Sente que a sua tutela é avaliada pela resolução ou não desses mesmos casos?
Não pode ser, não deve ser.
Mas sente isso?
Eu sei que às vezes se confunde e eu tenho noção de que o nível de informação que hoje existe sobre o sistema de Justiça, sobre os seus vários órgãos e agentes e sobre a forma como eles se relacionam entre si é bastante ténue. O que significa que é normal atribuir-se, por exemplo, ao ministro da Justiça, responsabilidades por processos. O ministro da Justiça não deve nem pode intervir em matérias processuais.
São cada vez mais os casos, no nosso país, de violência doméstica e na adolescência. O que há a fazer para travar estes crimes?
É um trabalho longo e moroso que, seguramente, só vai produzir resultados a prazo. O que eu digo é que é preciso trabalharmos todos os dias. Ocorre, todos os dias, um número muito expressivo de crimes que são praticados em contexto familiar. Eu diria que fizemos um percurso importante no que diz respeito ao combate a esse crime e à prevenção – porque a prevenção aqui é essencial. Existem, atualmente, as fichas de avaliação de risco, que ajudam na predição. Simultaneamente criou-se, no ano passado, um mecanismo de revisão dos casos de homicídio em contexto de violência doméstica. Temos também um conjunto de respostas institucionais que têm a ver com a possibilidade de intervenção judicial de afastamento dos agressores, existem programas de contenção e tratamento dos agressores no interior das cadeias ou fora do ambiente prisional.
Como comenta o adiamento da sua visita a Angola? O cancelamento da mesma teve que ver com o facto de o vice-presidente angolano ter sido acusado de corrupção ativa pelo Ministério Público português?
Eu fui convidada para ir a Angola a 22 de fevereiro. O que aconteceu nessa altura foi que as autoridades angolanas, o meu homólogo angolano, comunicaram que não haveria condições para eu ir. As coisas são assim, e eu não tenho que fazer leituras nem interpretações a esse respeito. Seguramente, a visita será reagendada.

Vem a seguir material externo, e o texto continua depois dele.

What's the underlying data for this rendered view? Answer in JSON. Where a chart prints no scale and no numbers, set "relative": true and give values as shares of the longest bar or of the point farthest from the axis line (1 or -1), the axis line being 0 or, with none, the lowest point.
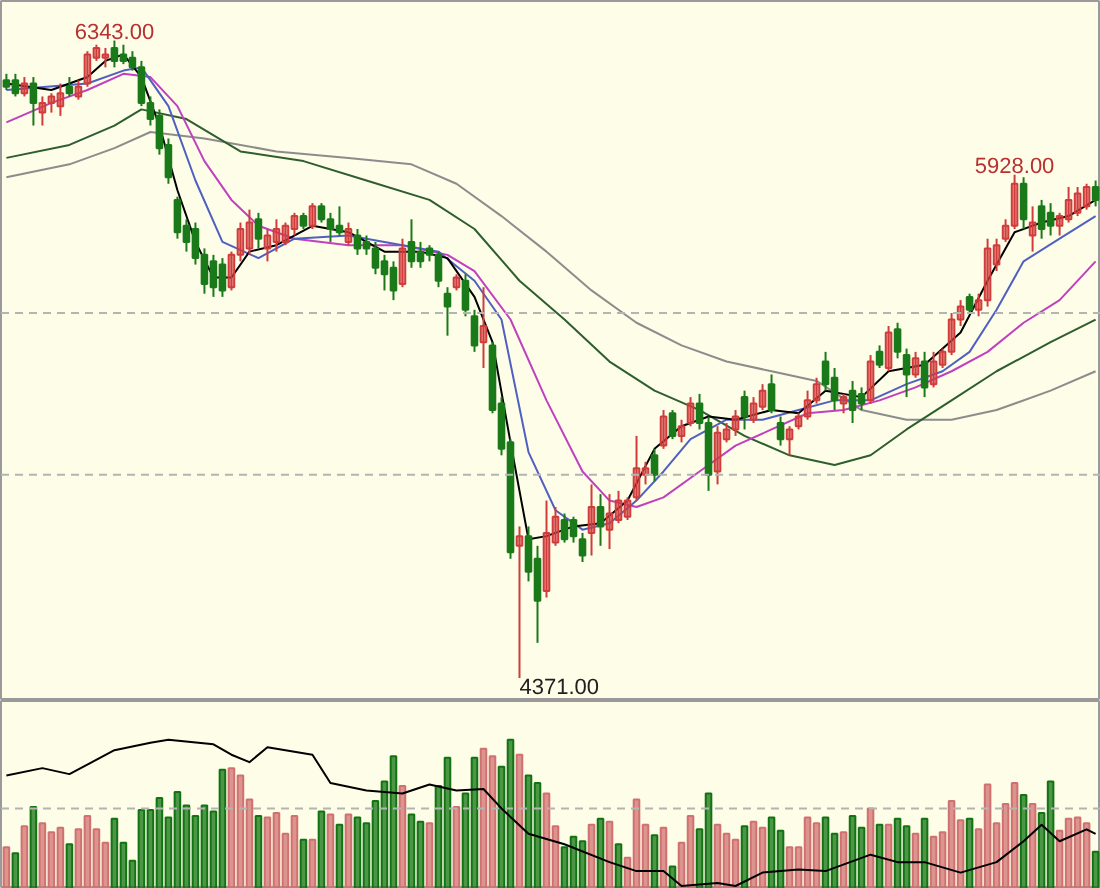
{
  "chart_data": [
    {
      "type": "candlestick",
      "tick_labels": false,
      "categories": [
        null,
        null,
        null,
        null,
        null,
        null,
        null,
        null,
        null,
        null,
        null,
        null,
        null,
        null,
        null,
        null,
        null,
        null,
        null,
        null,
        null,
        null,
        null,
        null,
        null,
        null,
        null,
        null,
        null,
        null,
        null,
        null,
        null,
        null,
        null,
        null,
        null,
        null,
        null,
        null,
        null,
        null,
        null,
        null,
        null,
        null,
        null,
        null,
        null,
        null,
        null,
        null,
        null,
        null,
        null,
        null,
        null,
        null,
        null,
        null,
        null,
        null,
        null,
        null,
        null,
        null,
        null,
        null,
        null,
        null,
        null,
        null,
        null,
        null,
        null,
        null,
        null,
        null,
        null,
        null,
        null,
        null,
        null,
        null,
        null,
        null,
        null,
        null,
        null,
        null,
        null,
        null,
        null,
        null,
        null,
        null,
        null,
        null,
        null,
        null,
        null,
        null,
        null,
        null,
        null,
        null,
        null,
        null,
        null,
        null,
        null,
        null,
        null,
        null,
        null,
        null,
        null,
        null,
        null,
        null,
        null,
        null
      ],
      "ohlc": [
        [
          6220,
          6240,
          6190,
          6200
        ],
        [
          6220,
          6240,
          6170,
          6180
        ],
        [
          6180,
          6230,
          6170,
          6210
        ],
        [
          6210,
          6230,
          6080,
          6150
        ],
        [
          6120,
          6170,
          6080,
          6150
        ],
        [
          6150,
          6180,
          6120,
          6170
        ],
        [
          6140,
          6210,
          6110,
          6180
        ],
        [
          6200,
          6230,
          6170,
          6180
        ],
        [
          6170,
          6220,
          6160,
          6200
        ],
        [
          6210,
          6310,
          6200,
          6300
        ],
        [
          6290,
          6330,
          6280,
          6320
        ],
        [
          6290,
          6320,
          6260,
          6300
        ],
        [
          6320,
          6343,
          6260,
          6280
        ],
        [
          6300,
          6330,
          6270,
          6280
        ],
        [
          6290,
          6310,
          6250,
          6260
        ],
        [
          6260,
          6280,
          6140,
          6150
        ],
        [
          6150,
          6170,
          6080,
          6100
        ],
        [
          6110,
          6130,
          5990,
          6010
        ],
        [
          6020,
          6040,
          5900,
          5920
        ],
        [
          5850,
          5860,
          5730,
          5750
        ],
        [
          5770,
          5790,
          5690,
          5720
        ],
        [
          5760,
          5780,
          5650,
          5670
        ],
        [
          5680,
          5700,
          5560,
          5590
        ],
        [
          5660,
          5680,
          5550,
          5580
        ],
        [
          5650,
          5670,
          5550,
          5570
        ],
        [
          5580,
          5690,
          5570,
          5680
        ],
        [
          5680,
          5780,
          5660,
          5760
        ],
        [
          5700,
          5820,
          5680,
          5780
        ],
        [
          5790,
          5810,
          5700,
          5730
        ],
        [
          5700,
          5760,
          5660,
          5740
        ],
        [
          5720,
          5790,
          5690,
          5760
        ],
        [
          5720,
          5780,
          5710,
          5770
        ],
        [
          5760,
          5810,
          5740,
          5800
        ],
        [
          5800,
          5810,
          5760,
          5770
        ],
        [
          5770,
          5840,
          5760,
          5830
        ],
        [
          5830,
          5840,
          5780,
          5790
        ],
        [
          5790,
          5810,
          5720,
          5760
        ],
        [
          5770,
          5830,
          5740,
          5750
        ],
        [
          5720,
          5780,
          5710,
          5760
        ],
        [
          5740,
          5760,
          5680,
          5700
        ],
        [
          5720,
          5740,
          5680,
          5700
        ],
        [
          5700,
          5720,
          5620,
          5640
        ],
        [
          5660,
          5680,
          5570,
          5620
        ],
        [
          5640,
          5660,
          5540,
          5570
        ],
        [
          5590,
          5730,
          5580,
          5700
        ],
        [
          5720,
          5790,
          5640,
          5660
        ],
        [
          5690,
          5720,
          5640,
          5660
        ],
        [
          5700,
          5710,
          5660,
          5680
        ],
        [
          5680,
          5690,
          5580,
          5600
        ],
        [
          5560,
          5580,
          5430,
          5520
        ],
        [
          5580,
          5620,
          5570,
          5610
        ],
        [
          5600,
          5620,
          5490,
          5510
        ],
        [
          5490,
          5510,
          5380,
          5400
        ],
        [
          5410,
          5580,
          5330,
          5460
        ],
        [
          5400,
          5410,
          5190,
          5200
        ],
        [
          5220,
          5240,
          5060,
          5080
        ],
        [
          5100,
          5110,
          4740,
          4760
        ],
        [
          4780,
          4840,
          4371,
          4810
        ],
        [
          4810,
          4840,
          4670,
          4700
        ],
        [
          4740,
          4780,
          4480,
          4610
        ],
        [
          4640,
          4920,
          4620,
          4820
        ],
        [
          4790,
          4900,
          4780,
          4870
        ],
        [
          4860,
          4880,
          4790,
          4800
        ],
        [
          4860,
          4870,
          4790,
          4810
        ],
        [
          4800,
          4820,
          4730,
          4750
        ],
        [
          4820,
          4970,
          4750,
          4900
        ],
        [
          4900,
          4940,
          4780,
          4840
        ],
        [
          4830,
          4940,
          4770,
          4880
        ],
        [
          4860,
          4950,
          4850,
          4920
        ],
        [
          4870,
          4930,
          4860,
          4920
        ],
        [
          4930,
          5120,
          4920,
          5020
        ],
        [
          5000,
          5040,
          4970,
          5020
        ],
        [
          5060,
          5080,
          4980,
          5000
        ],
        [
          5090,
          5200,
          5080,
          5180
        ],
        [
          5190,
          5200,
          5110,
          5120
        ],
        [
          5120,
          5170,
          5100,
          5150
        ],
        [
          5160,
          5240,
          5150,
          5220
        ],
        [
          5220,
          5250,
          5140,
          5160
        ],
        [
          5160,
          5180,
          4950,
          5000
        ],
        [
          5010,
          5150,
          4970,
          5130
        ],
        [
          5110,
          5160,
          5100,
          5140
        ],
        [
          5140,
          5200,
          5120,
          5180
        ],
        [
          5240,
          5260,
          5140,
          5180
        ],
        [
          5170,
          5240,
          5160,
          5220
        ],
        [
          5210,
          5280,
          5200,
          5260
        ],
        [
          5280,
          5310,
          5190,
          5200
        ],
        [
          5160,
          5180,
          5090,
          5110
        ],
        [
          5110,
          5150,
          5060,
          5140
        ],
        [
          5150,
          5190,
          5140,
          5180
        ],
        [
          5180,
          5260,
          5170,
          5230
        ],
        [
          5230,
          5300,
          5220,
          5280
        ],
        [
          5350,
          5380,
          5260,
          5280
        ],
        [
          5300,
          5330,
          5200,
          5230
        ],
        [
          5220,
          5250,
          5190,
          5240
        ],
        [
          5260,
          5290,
          5160,
          5200
        ],
        [
          5250,
          5270,
          5200,
          5220
        ],
        [
          5230,
          5370,
          5220,
          5350
        ],
        [
          5380,
          5400,
          5330,
          5340
        ],
        [
          5330,
          5460,
          5320,
          5440
        ],
        [
          5450,
          5470,
          5360,
          5380
        ],
        [
          5370,
          5390,
          5240,
          5310
        ],
        [
          5310,
          5380,
          5300,
          5360
        ],
        [
          5350,
          5380,
          5240,
          5270
        ],
        [
          5280,
          5380,
          5270,
          5350
        ],
        [
          5340,
          5390,
          5330,
          5380
        ],
        [
          5380,
          5500,
          5370,
          5480
        ],
        [
          5480,
          5540,
          5460,
          5520
        ],
        [
          5550,
          5560,
          5500,
          5510
        ],
        [
          5510,
          5560,
          5490,
          5540
        ],
        [
          5540,
          5730,
          5520,
          5700
        ],
        [
          5650,
          5730,
          5630,
          5710
        ],
        [
          5730,
          5790,
          5720,
          5770
        ],
        [
          5770,
          5928,
          5760,
          5900
        ],
        [
          5900,
          5920,
          5760,
          5790
        ],
        [
          5740,
          5830,
          5690,
          5780
        ],
        [
          5830,
          5850,
          5730,
          5760
        ],
        [
          5810,
          5840,
          5740,
          5770
        ],
        [
          5770,
          5810,
          5740,
          5800
        ],
        [
          5790,
          5890,
          5780,
          5850
        ],
        [
          5810,
          5890,
          5800,
          5870
        ],
        [
          5830,
          5900,
          5820,
          5890
        ],
        [
          5890,
          5910,
          5830,
          5850
        ]
      ],
      "colors": [
        "#1a7a1a",
        "#1a7a1a",
        "#d03c3c",
        "#1a7a1a",
        "#d03c3c",
        "#d03c3c",
        "#d03c3c",
        "#1a7a1a",
        "#d03c3c",
        "#d03c3c",
        "#d03c3c",
        "#d03c3c",
        "#1a7a1a",
        "#1a7a1a",
        "#1a7a1a",
        "#1a7a1a",
        "#1a7a1a",
        "#1a7a1a",
        "#1a7a1a",
        "#1a7a1a",
        "#1a7a1a",
        "#1a7a1a",
        "#1a7a1a",
        "#1a7a1a",
        "#1a7a1a",
        "#d03c3c",
        "#d03c3c",
        "#d03c3c",
        "#1a7a1a",
        "#d03c3c",
        "#d03c3c",
        "#d03c3c",
        "#d03c3c",
        "#1a7a1a",
        "#d03c3c",
        "#1a7a1a",
        "#1a7a1a",
        "#1a7a1a",
        "#d03c3c",
        "#1a7a1a",
        "#1a7a1a",
        "#1a7a1a",
        "#1a7a1a",
        "#1a7a1a",
        "#d03c3c",
        "#1a7a1a",
        "#1a7a1a",
        "#1a7a1a",
        "#1a7a1a",
        "#1a7a1a",
        "#d03c3c",
        "#1a7a1a",
        "#1a7a1a",
        "#d03c3c",
        "#1a7a1a",
        "#1a7a1a",
        "#1a7a1a",
        "#d03c3c",
        "#1a7a1a",
        "#1a7a1a",
        "#d03c3c",
        "#d03c3c",
        "#1a7a1a",
        "#1a7a1a",
        "#1a7a1a",
        "#d03c3c",
        "#1a7a1a",
        "#d03c3c",
        "#d03c3c",
        "#d03c3c",
        "#d03c3c",
        "#d03c3c",
        "#1a7a1a",
        "#d03c3c",
        "#1a7a1a",
        "#d03c3c",
        "#d03c3c",
        "#1a7a1a",
        "#1a7a1a",
        "#d03c3c",
        "#d03c3c",
        "#d03c3c",
        "#1a7a1a",
        "#d03c3c",
        "#d03c3c",
        "#1a7a1a",
        "#1a7a1a",
        "#d03c3c",
        "#d03c3c",
        "#d03c3c",
        "#d03c3c",
        "#1a7a1a",
        "#1a7a1a",
        "#d03c3c",
        "#1a7a1a",
        "#1a7a1a",
        "#d03c3c",
        "#1a7a1a",
        "#d03c3c",
        "#1a7a1a",
        "#1a7a1a",
        "#d03c3c",
        "#1a7a1a",
        "#d03c3c",
        "#d03c3c",
        "#d03c3c",
        "#d03c3c",
        "#1a7a1a",
        "#d03c3c",
        "#d03c3c",
        "#d03c3c",
        "#d03c3c",
        "#d03c3c",
        "#1a7a1a",
        "#d03c3c",
        "#1a7a1a",
        "#1a7a1a",
        "#d03c3c",
        "#d03c3c",
        "#d03c3c",
        "#d03c3c",
        "#1a7a1a"
      ],
      "series": [
        {
          "type": "line",
          "color": "#8c8c8c",
          "values": [
            5920,
            null,
            null,
            null,
            null,
            null,
            null,
            5960,
            null,
            null,
            null,
            null,
            6010,
            null,
            null,
            null,
            6060,
            null,
            null,
            null,
            null,
            null,
            6040,
            null,
            null,
            null,
            null,
            null,
            null,
            null,
            6000,
            null,
            null,
            null,
            null,
            null,
            null,
            null,
            5980,
            null,
            null,
            null,
            null,
            null,
            null,
            5960,
            null,
            null,
            null,
            null,
            5900,
            null,
            null,
            null,
            null,
            5800,
            null,
            null,
            null,
            null,
            5690,
            null,
            null,
            null,
            null,
            5570,
            null,
            null,
            null,
            null,
            5470,
            null,
            null,
            null,
            null,
            5400,
            null,
            null,
            null,
            null,
            5350,
            null,
            null,
            null,
            null,
            5320,
            null,
            null,
            null,
            null,
            5290,
            null,
            null,
            null,
            null,
            5200,
            null,
            null,
            null,
            null,
            5170,
            null,
            null,
            null,
            null,
            5170,
            null,
            null,
            null,
            null,
            5200,
            null,
            null,
            null,
            null,
            null,
            5260,
            null,
            null,
            null,
            null,
            5320
          ]
        },
        {
          "type": "line",
          "color": "#2e5e2e",
          "values": [
            5980,
            null,
            null,
            null,
            null,
            null,
            null,
            6020,
            null,
            null,
            null,
            null,
            6080,
            null,
            null,
            6130,
            null,
            null,
            null,
            null,
            6100,
            null,
            null,
            null,
            null,
            null,
            6000,
            null,
            null,
            null,
            null,
            null,
            null,
            5970,
            null,
            null,
            null,
            null,
            null,
            null,
            5910,
            null,
            null,
            null,
            null,
            null,
            null,
            5850,
            null,
            null,
            null,
            null,
            5760,
            null,
            null,
            null,
            null,
            5600,
            null,
            null,
            null,
            null,
            5480,
            null,
            null,
            null,
            null,
            5350,
            null,
            null,
            null,
            null,
            5260,
            null,
            null,
            null,
            null,
            5200,
            null,
            null,
            null,
            null,
            5120,
            null,
            null,
            null,
            null,
            5060,
            null,
            null,
            null,
            null,
            5030,
            null,
            null,
            null,
            5060,
            null,
            null,
            null,
            5140,
            null,
            null,
            null,
            null,
            5230,
            null,
            null,
            null,
            null,
            5320,
            null,
            null,
            null,
            null,
            null,
            5410,
            null,
            null,
            null,
            null,
            5480
          ]
        },
        {
          "type": "line",
          "color": "#c040c0",
          "values": [
            6090,
            null,
            null,
            null,
            null,
            6150,
            null,
            null,
            null,
            6190,
            null,
            null,
            null,
            6240,
            null,
            null,
            6230,
            null,
            null,
            6140,
            null,
            null,
            5970,
            null,
            null,
            5850,
            null,
            null,
            5770,
            null,
            null,
            null,
            5730,
            null,
            null,
            null,
            null,
            null,
            5710,
            null,
            null,
            null,
            null,
            null,
            5710,
            null,
            null,
            null,
            null,
            5680,
            null,
            null,
            5630,
            null,
            null,
            null,
            5480,
            null,
            null,
            null,
            5230,
            null,
            null,
            null,
            5010,
            null,
            null,
            4920,
            null,
            null,
            4900,
            null,
            null,
            4930,
            null,
            null,
            null,
            5010,
            null,
            null,
            null,
            5090,
            null,
            null,
            null,
            5140,
            null,
            null,
            null,
            5190,
            null,
            null,
            null,
            5200,
            null,
            null,
            null,
            5230,
            null,
            null,
            null,
            5270,
            null,
            null,
            null,
            5320,
            null,
            null,
            null,
            5380,
            null,
            null,
            null,
            5470,
            null,
            null,
            null,
            5540,
            null,
            null,
            null,
            5660
          ]
        },
        {
          "type": "line",
          "color": "#5060c0",
          "values": [
            6190,
            null,
            null,
            null,
            null,
            null,
            null,
            null,
            null,
            6210,
            null,
            null,
            null,
            6250,
            null,
            6260,
            null,
            null,
            6140,
            null,
            null,
            5910,
            null,
            null,
            5720,
            null,
            null,
            null,
            5670,
            null,
            null,
            null,
            5730,
            null,
            null,
            null,
            null,
            null,
            5740,
            null,
            null,
            null,
            null,
            null,
            5710,
            null,
            null,
            null,
            5690,
            null,
            null,
            null,
            5600,
            null,
            null,
            5480,
            null,
            null,
            5070,
            null,
            null,
            4890,
            null,
            null,
            4830,
            null,
            null,
            4850,
            null,
            null,
            4920,
            null,
            null,
            5010,
            null,
            null,
            5110,
            null,
            null,
            null,
            5170,
            null,
            null,
            null,
            5170,
            null,
            null,
            null,
            5200,
            null,
            null,
            null,
            5230,
            null,
            null,
            null,
            5230,
            null,
            null,
            null,
            5280,
            null,
            null,
            null,
            5320,
            null,
            null,
            5380,
            null,
            null,
            5510,
            null,
            null,
            5660,
            null,
            null,
            null,
            5730,
            null,
            null,
            null,
            5800
          ]
        },
        {
          "type": "line",
          "color": "#000000",
          "values": [
            6210,
            null,
            null,
            null,
            null,
            6190,
            null,
            null,
            null,
            6230,
            null,
            6280,
            null,
            6300,
            null,
            6230,
            null,
            6080,
            null,
            5880,
            null,
            5720,
            null,
            5610,
            null,
            5610,
            null,
            5690,
            null,
            null,
            5710,
            null,
            null,
            null,
            5770,
            null,
            null,
            null,
            5750,
            null,
            null,
            null,
            5690,
            null,
            null,
            null,
            5690,
            null,
            null,
            5670,
            null,
            null,
            5550,
            null,
            5410,
            null,
            5100,
            null,
            4800,
            null,
            4810,
            null,
            null,
            4840,
            null,
            null,
            4850,
            null,
            null,
            4920,
            null,
            null,
            5080,
            null,
            null,
            5150,
            null,
            null,
            5180,
            null,
            null,
            5170,
            null,
            null,
            null,
            5200,
            null,
            null,
            5190,
            null,
            null,
            5260,
            null,
            null,
            null,
            5240,
            null,
            null,
            5320,
            null,
            null,
            null,
            5340,
            null,
            null,
            null,
            5440,
            null,
            null,
            5600,
            null,
            null,
            5750,
            null,
            null,
            5780,
            null,
            null,
            5800,
            null,
            null,
            5850
          ]
        }
      ],
      "annotations": [
        {
          "text": "6343.00",
          "y": 6343
        },
        "4371.00",
        {
          "text": "5928.00",
          "y": 5928
        }
      ],
      "ref_lines": [
        {
          "axis": "y",
          "value": 5500,
          "color": "#b4b4b4",
          "line_style": "dashed"
        },
        {
          "axis": "y",
          "value": 5000,
          "color": "#b4b4b4",
          "line_style": "dashed"
        }
      ]
    },
    {
      "type": "bar",
      "relative": true,
      "tick_labels": false,
      "categories": [
        null,
        null,
        null,
        null,
        null,
        null,
        null,
        null,
        null,
        null,
        null,
        null,
        null,
        null,
        null,
        null,
        null,
        null,
        null,
        null,
        null,
        null,
        null,
        null,
        null,
        null,
        null,
        null,
        null,
        null,
        null,
        null,
        null,
        null,
        null,
        null,
        null,
        null,
        null,
        null,
        null,
        null,
        null,
        null,
        null,
        null,
        null,
        null,
        null,
        null,
        null,
        null,
        null,
        null,
        null,
        null,
        null,
        null,
        null,
        null,
        null,
        null,
        null,
        null,
        null,
        null,
        null,
        null,
        null,
        null,
        null,
        null,
        null,
        null,
        null,
        null,
        null,
        null,
        null,
        null,
        null,
        null,
        null,
        null,
        null,
        null,
        null,
        null,
        null,
        null,
        null,
        null,
        null,
        null,
        null,
        null,
        null,
        null,
        null,
        null,
        null,
        null,
        null,
        null,
        null,
        null,
        null,
        null,
        null,
        null,
        null,
        null,
        null,
        null,
        null,
        null,
        null,
        null,
        null,
        null,
        null,
        null
      ],
      "series": [
        {
          "type": "bar",
          "values": [
            0.28,
            0.24,
            0.42,
            0.55,
            0.44,
            0.38,
            0.41,
            0.3,
            0.4,
            0.49,
            0.4,
            0.31,
            0.47,
            0.31,
            0.19,
            0.53,
            0.53,
            0.61,
            0.48,
            0.65,
            0.56,
            0.49,
            0.56,
            0.52,
            0.8,
            0.81,
            0.76,
            0.6,
            0.49,
            0.48,
            0.51,
            0.37,
            0.49,
            0.33,
            0.33,
            0.52,
            0.5,
            0.43,
            0.5,
            0.48,
            0.44,
            0.59,
            0.72,
            0.89,
            0.69,
            0.5,
            0.45,
            0.44,
            0.69,
            0.88,
            0.55,
            0.64,
            0.88,
            0.94,
            0.89,
            0.82,
            1.0,
            0.9,
            0.76,
            0.71,
            0.64,
            0.42,
            0.28,
            0.35,
            0.32,
            0.43,
            0.47,
            0.45,
            0.3,
            0.21,
            0.6,
            0.43,
            0.36,
            0.41,
            0.15,
            0.31,
            0.49,
            0.4,
            0.64,
            0.43,
            0.37,
            0.33,
            0.42,
            0.45,
            0.41,
            0.48,
            0.39,
            0.28,
            0.28,
            0.48,
            0.44,
            0.48,
            0.37,
            0.38,
            0.49,
            0.41,
            0.54,
            0.43,
            0.43,
            0.47,
            0.42,
            0.37,
            0.47,
            0.35,
            0.38,
            0.59,
            0.46,
            0.47,
            0.4,
            0.7,
            0.44,
            0.57,
            0.71,
            0.63,
            0.57,
            0.51,
            0.72,
            0.39,
            0.47,
            0.48,
            0.44,
            0.25
          ],
          "colors": [
            "#d07070",
            "#127312",
            "#d07070",
            "#127312",
            "#d07070",
            "#d07070",
            "#d07070",
            "#127312",
            "#d07070",
            "#d07070",
            "#d07070",
            "#d07070",
            "#127312",
            "#127312",
            "#127312",
            "#127312",
            "#127312",
            "#127312",
            "#127312",
            "#127312",
            "#127312",
            "#127312",
            "#127312",
            "#127312",
            "#127312",
            "#d07070",
            "#d07070",
            "#d07070",
            "#127312",
            "#d07070",
            "#d07070",
            "#d07070",
            "#d07070",
            "#127312",
            "#d07070",
            "#127312",
            "#d07070",
            "#127312",
            "#d07070",
            "#127312",
            "#127312",
            "#127312",
            "#127312",
            "#127312",
            "#d07070",
            "#127312",
            "#127312",
            "#d07070",
            "#127312",
            "#127312",
            "#d07070",
            "#127312",
            "#127312",
            "#d07070",
            "#d07070",
            "#127312",
            "#127312",
            "#d07070",
            "#127312",
            "#127312",
            "#d07070",
            "#d07070",
            "#127312",
            "#127312",
            "#127312",
            "#d07070",
            "#127312",
            "#d07070",
            "#127312",
            "#d07070",
            "#d07070",
            "#d07070",
            "#127312",
            "#d07070",
            "#127312",
            "#d07070",
            "#d07070",
            "#127312",
            "#127312",
            "#d07070",
            "#d07070",
            "#d07070",
            "#127312",
            "#d07070",
            "#d07070",
            "#127312",
            "#127312",
            "#d07070",
            "#d07070",
            "#d07070",
            "#d07070",
            "#127312",
            "#127312",
            "#d07070",
            "#127312",
            "#127312",
            "#d07070",
            "#127312",
            "#d07070",
            "#127312",
            "#127312",
            "#d07070",
            "#127312",
            "#d07070",
            "#d07070",
            "#d07070",
            "#d07070",
            "#127312",
            "#d07070",
            "#d07070",
            "#d07070",
            "#d07070",
            "#d07070",
            "#127312",
            "#d07070",
            "#127312",
            "#127312",
            "#d07070",
            "#d07070",
            "#d07070",
            "#d07070",
            "#127312"
          ]
        },
        {
          "type": "line",
          "color": "#000000",
          "values": [
            0.76,
            null,
            null,
            null,
            0.81,
            null,
            null,
            0.77,
            null,
            null,
            null,
            null,
            0.93,
            null,
            null,
            null,
            0.98,
            null,
            1.0,
            null,
            null,
            null,
            null,
            0.97,
            null,
            0.9,
            null,
            0.85,
            null,
            0.95,
            null,
            null,
            null,
            null,
            0.9,
            null,
            0.71,
            null,
            null,
            null,
            0.66,
            null,
            null,
            null,
            0.64,
            null,
            null,
            0.7,
            null,
            null,
            0.66,
            null,
            null,
            0.67,
            null,
            0.54,
            null,
            null,
            0.37,
            null,
            null,
            null,
            0.3,
            null,
            null,
            null,
            null,
            0.18,
            null,
            null,
            0.12,
            null,
            null,
            0.12,
            null,
            0.02,
            null,
            null,
            null,
            0.04,
            null,
            0.02,
            null,
            null,
            0.11,
            null,
            null,
            null,
            0.13,
            null,
            null,
            0.12,
            null,
            null,
            null,
            null,
            0.23,
            null,
            null,
            0.18,
            null,
            null,
            0.18,
            null,
            null,
            null,
            0.11,
            null,
            null,
            null,
            0.18,
            null,
            null,
            0.32,
            null,
            0.43,
            null,
            0.32,
            null,
            null,
            0.4,
            0.37
          ]
        }
      ],
      "ref_lines": [
        {
          "axis": "y",
          "value": 0.54,
          "color": "#b4b4b4",
          "line_style": "dashed"
        }
      ]
    }
  ]
}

Que marca quer deixar na Justiça?
O que eu gostava que acontecesse era a concretização do projeto de modernização que trago para a Justiça. Por outro lado, gostava que se mantivesse o ambiente de pacificação que neste momento existe na Justiça e, sobretudo, que os agentes da área da Justiça compreendam a necessidade de se envolverem nestas reformas. Gostava de deixar um espaço aberto que tenha suficiente informação sobre a Justiça. Um espaço de partilha de informação entre a Justiça e os cidadãos que, de alguma forma, reconcilie estes dois polos, que devolva aos cidadãos a ideia de que a Justiça se exerce no seu interesse e que se exerce com equidade e em tempo. É necessário que os cidadãos voltem a acreditar no seu sistema de Justiça.